Transcription termination in bacteria is a crucial regulatory step that ensures accurate gene expression. Terminators can be broadly classified into Rho-dependent and Rho-independent types. While Rho-dependent terminators require the Rho protein to facilitate RNA polymerase dissociation, Rho-independent terminators function autonomously, relying solely on intrinsic sequence features. Rho-independent terminators are typically characterised by a GC-rich stem-loop flanked by short poly-A and poly-U tracts. The upstream poly-A tract stabilises stem-loop formation, whereas the downstream poly-U tract promotes RNA polymerase release. The stem-loop itself, consisting of a paired stem and a connecting loop, creates a physical barrier that destabilises the RNA–DNA hybrid and facilitates termination. In contrast, Rho-dependent terminators lack a stable hairpin and poly-U tract. Instead, they contain a C-rich, G-poor, unstructured sequence known as a Rho utilisation (rut) site. The rut site provides the RNA docking platform for the Rho helicase, which loads onto the transcript, translocates downstream using ATP hydrolysis, and ultimately catches the paused RNA polymerase. The resulting destabilisation of the transcription complex causes dissociation of the RNA–DNA hybrid and efficient termination.

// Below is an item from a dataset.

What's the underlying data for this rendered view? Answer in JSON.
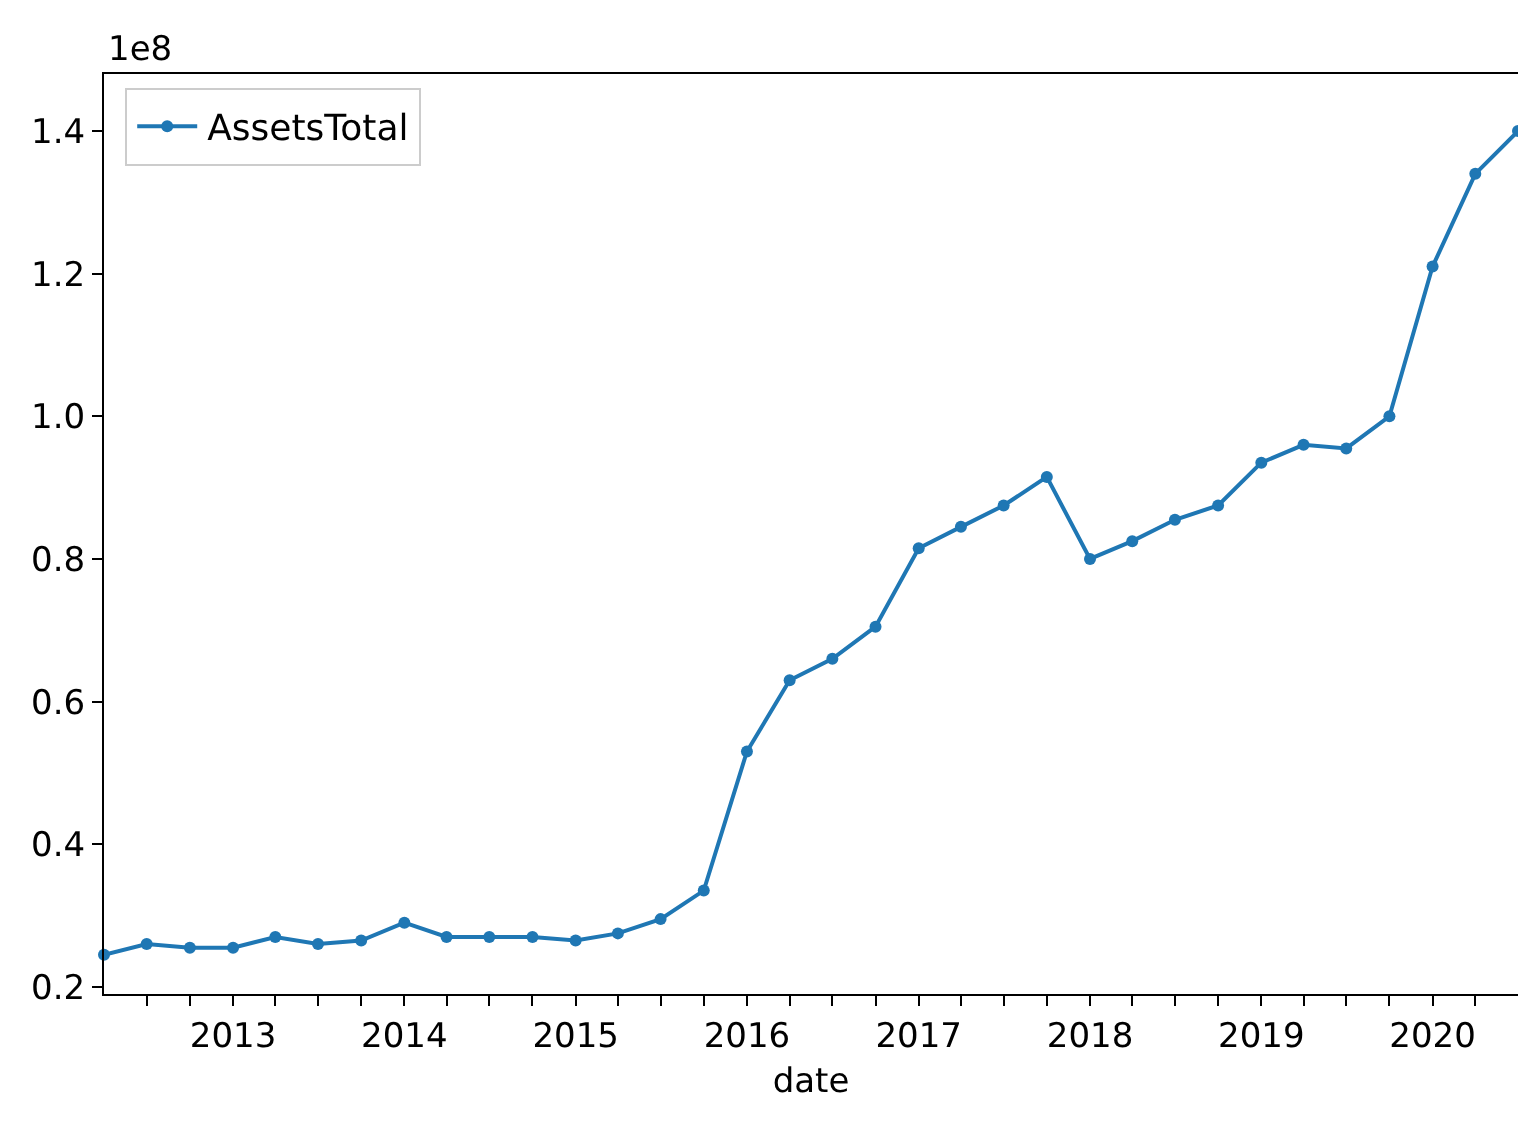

To predict transcription terminators of both Rho-dependent and Rho-independent types, we trained models using experimentally validated terminator and non-terminator sequences encompassing both classes. The initial dataset was unbalanced, with a terminator-to-non-terminator ratio of approximately 1:10. To correct for this, non-terminator sequences (35048) were randomly sampled to match the number of terminator sequences (35048). Ten independent training datasets were generated, and for each, random forest and XGBoost models were trained. The resulting ten models were subsequently combined into an ensemble to provide a robust evaluation of terminator sequences. This strategy ensures that the models capture key sequence and structural determinants of transcription termination while mitigating the effects of class imbalance.